I would probably want to be in that majority who would stay in for practical reasons but seek to control the cost, wind back the regulations and regain control of some of the important levers of state. But I am not sure if that position is actually tenable. Any country seeking membership of the European Union must conform to the ‘Copenhagen criteria’, named after the city where, in 1993, the Heads of State or Government established the conditions for accession (those conditions have since been tightened).

Specifically, to become a member of the EU an applicant country must meet the following criteria:

·         political stability of institutions guaranteeing democracy, the rule of law, human rights and respect for and protection of minorities;

·         economic existence of a functioning market economy and the capacity to cope with competitive pressure and market forces within the Union;

·         acceptance of the acqis communitaire[i]: ability to take on the obligations of membership, including adherence to the aims of political, economic and monetary union. (my emphasis.)

Just for the record the Lisbon treaty now provides the possibility for a Member State to withdraw from the EU if it so wishes. The arrangements for withdrawal will need to be determined in an agreement between the Member States’ governments, which will require Parliament’s prior approval.
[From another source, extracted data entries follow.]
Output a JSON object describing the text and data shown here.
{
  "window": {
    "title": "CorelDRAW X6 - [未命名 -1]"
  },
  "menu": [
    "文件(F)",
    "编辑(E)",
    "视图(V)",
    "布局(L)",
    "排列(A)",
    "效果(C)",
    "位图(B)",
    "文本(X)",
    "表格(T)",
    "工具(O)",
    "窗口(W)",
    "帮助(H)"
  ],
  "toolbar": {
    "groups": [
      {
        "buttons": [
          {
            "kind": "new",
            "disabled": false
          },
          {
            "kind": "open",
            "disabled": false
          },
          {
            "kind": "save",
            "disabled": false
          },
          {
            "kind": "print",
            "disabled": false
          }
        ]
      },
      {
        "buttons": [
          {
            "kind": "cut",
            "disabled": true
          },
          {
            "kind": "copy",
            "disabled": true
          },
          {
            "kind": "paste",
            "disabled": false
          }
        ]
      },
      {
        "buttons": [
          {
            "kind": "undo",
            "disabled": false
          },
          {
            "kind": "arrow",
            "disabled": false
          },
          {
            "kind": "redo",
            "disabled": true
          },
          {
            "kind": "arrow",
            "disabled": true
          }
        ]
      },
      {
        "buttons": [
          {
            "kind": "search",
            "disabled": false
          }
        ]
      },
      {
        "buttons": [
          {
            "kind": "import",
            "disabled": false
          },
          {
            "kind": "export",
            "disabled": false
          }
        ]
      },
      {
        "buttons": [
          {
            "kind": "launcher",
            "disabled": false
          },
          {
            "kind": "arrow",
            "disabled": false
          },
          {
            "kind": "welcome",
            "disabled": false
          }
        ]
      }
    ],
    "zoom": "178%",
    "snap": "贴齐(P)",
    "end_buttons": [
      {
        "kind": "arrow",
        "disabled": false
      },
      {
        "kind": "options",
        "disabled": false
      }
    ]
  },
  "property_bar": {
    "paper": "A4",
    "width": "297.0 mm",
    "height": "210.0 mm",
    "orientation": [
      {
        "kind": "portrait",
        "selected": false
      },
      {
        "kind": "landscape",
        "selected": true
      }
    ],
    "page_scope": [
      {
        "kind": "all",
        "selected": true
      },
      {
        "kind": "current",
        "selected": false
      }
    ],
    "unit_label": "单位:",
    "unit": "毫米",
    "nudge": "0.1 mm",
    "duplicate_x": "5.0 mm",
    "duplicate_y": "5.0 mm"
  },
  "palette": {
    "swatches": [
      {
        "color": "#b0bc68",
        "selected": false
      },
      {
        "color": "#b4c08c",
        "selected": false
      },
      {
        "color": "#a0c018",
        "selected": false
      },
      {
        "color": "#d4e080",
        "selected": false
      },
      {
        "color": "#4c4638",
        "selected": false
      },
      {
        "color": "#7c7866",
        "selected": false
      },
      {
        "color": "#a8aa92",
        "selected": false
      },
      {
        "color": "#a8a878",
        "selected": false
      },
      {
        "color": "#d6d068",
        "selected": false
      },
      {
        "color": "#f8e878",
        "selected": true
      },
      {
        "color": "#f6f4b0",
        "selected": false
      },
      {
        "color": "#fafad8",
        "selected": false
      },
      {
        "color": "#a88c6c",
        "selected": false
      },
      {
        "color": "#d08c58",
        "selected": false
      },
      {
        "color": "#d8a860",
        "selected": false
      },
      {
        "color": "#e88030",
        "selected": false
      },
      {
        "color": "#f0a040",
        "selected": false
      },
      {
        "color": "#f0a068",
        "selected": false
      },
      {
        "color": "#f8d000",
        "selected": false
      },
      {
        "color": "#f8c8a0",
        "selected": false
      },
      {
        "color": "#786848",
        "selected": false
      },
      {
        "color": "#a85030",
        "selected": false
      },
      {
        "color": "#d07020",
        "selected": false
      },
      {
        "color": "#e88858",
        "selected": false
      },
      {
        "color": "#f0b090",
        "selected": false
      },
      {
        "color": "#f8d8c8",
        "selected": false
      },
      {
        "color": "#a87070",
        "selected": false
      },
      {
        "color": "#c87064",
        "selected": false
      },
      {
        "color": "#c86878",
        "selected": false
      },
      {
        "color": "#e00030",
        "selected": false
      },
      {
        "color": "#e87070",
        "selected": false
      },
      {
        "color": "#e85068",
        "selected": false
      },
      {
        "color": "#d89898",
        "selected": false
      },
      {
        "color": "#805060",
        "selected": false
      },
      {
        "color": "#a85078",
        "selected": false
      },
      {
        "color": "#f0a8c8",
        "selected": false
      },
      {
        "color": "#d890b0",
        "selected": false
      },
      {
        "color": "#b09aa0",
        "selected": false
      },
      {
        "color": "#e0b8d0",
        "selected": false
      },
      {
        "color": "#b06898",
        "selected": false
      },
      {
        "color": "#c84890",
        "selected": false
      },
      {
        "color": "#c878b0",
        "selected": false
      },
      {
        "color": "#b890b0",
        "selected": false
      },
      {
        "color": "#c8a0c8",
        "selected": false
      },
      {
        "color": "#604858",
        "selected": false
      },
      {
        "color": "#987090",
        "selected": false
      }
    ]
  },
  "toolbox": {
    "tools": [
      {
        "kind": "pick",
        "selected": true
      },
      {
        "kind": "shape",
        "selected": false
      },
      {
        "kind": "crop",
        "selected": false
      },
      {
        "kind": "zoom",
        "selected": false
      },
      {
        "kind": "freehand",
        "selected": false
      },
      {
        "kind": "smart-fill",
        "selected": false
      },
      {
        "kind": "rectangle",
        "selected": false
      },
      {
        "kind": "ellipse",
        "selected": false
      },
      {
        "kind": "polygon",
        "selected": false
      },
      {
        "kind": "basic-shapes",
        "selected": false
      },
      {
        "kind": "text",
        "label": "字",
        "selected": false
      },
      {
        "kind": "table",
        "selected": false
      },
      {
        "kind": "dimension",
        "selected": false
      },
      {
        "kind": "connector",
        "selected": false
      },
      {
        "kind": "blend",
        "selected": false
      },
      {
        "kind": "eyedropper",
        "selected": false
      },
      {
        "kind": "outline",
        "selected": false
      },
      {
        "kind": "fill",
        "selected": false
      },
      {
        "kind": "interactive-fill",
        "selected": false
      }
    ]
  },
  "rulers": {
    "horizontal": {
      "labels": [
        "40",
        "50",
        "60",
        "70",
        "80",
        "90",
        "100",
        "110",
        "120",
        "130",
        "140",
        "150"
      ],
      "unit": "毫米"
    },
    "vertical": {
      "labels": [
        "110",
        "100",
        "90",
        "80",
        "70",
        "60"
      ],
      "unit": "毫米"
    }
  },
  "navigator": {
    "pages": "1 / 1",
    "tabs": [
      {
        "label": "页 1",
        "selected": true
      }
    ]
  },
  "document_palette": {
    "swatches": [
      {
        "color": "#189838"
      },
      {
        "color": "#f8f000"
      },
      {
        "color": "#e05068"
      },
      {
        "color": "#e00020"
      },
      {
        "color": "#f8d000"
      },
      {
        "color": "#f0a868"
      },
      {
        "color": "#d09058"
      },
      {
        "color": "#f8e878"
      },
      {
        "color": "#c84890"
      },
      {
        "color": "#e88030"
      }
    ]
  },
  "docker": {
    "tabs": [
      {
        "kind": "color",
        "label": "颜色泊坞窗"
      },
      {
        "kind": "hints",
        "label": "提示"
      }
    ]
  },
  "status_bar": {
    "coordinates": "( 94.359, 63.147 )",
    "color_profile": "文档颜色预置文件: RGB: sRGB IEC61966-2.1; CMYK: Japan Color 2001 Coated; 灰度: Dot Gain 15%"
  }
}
The country involved will still be able to rejoin the EU, providing it goes through the accession procedure once again.

Geoffrey makes another good point over the vexed question of a referendum. If he is right that there are these three distinct points of view, in, out or in but with major reforms then a straight referendum in or out would not be appropriate and might lead us to a worse place. Norway conducted such a referendum and the people decided to stay out. However, Norway wanted some of the benefits of access to the single market and so has had to agree to subject itself to the same laws even without direct representation. It also contributes to the EU coffers and per capita its contribution is equivalent to the UK. Legislation is going through Parliament governing the health and safety of workers on offshore oil rigs. Norway has more off shore oil than the whole of the EU put together but these laws will apply equally to Norway even though it has no MEPs in the European Parliament.

I came away from this Tower of Babel impressed with the work of our MEPs but concerned that their principal efforts go into delaying tactics, filing literally hundreds of amendments hoping to refine away the worst of the legislation. But I also came away seeing that the EU is in crisis. That the project has stalled as the insanity of monetary union without political or fiscal union is causing chaos throughout the so-called olive states of the south. It may be that reform does come as a result. Or it may be that those who are dedicated to the project, motivated by their fears of wars and other demons in their collective histories, use this crisis to drive even further on the path to which they are committed: political, economic and monetary union.

[i]Acquis communitaire: this is a French term covering, essentially, the rights and obligations that all EU countries share. The acquis includes all the EU’s treaties and laws, declarations and resolutions, international agreements on EU affairs and the judgements given by the Court of Justice of the European Union. Candidate countries have to accept the acquis before they can join the EU, and make EU law part of their own national law.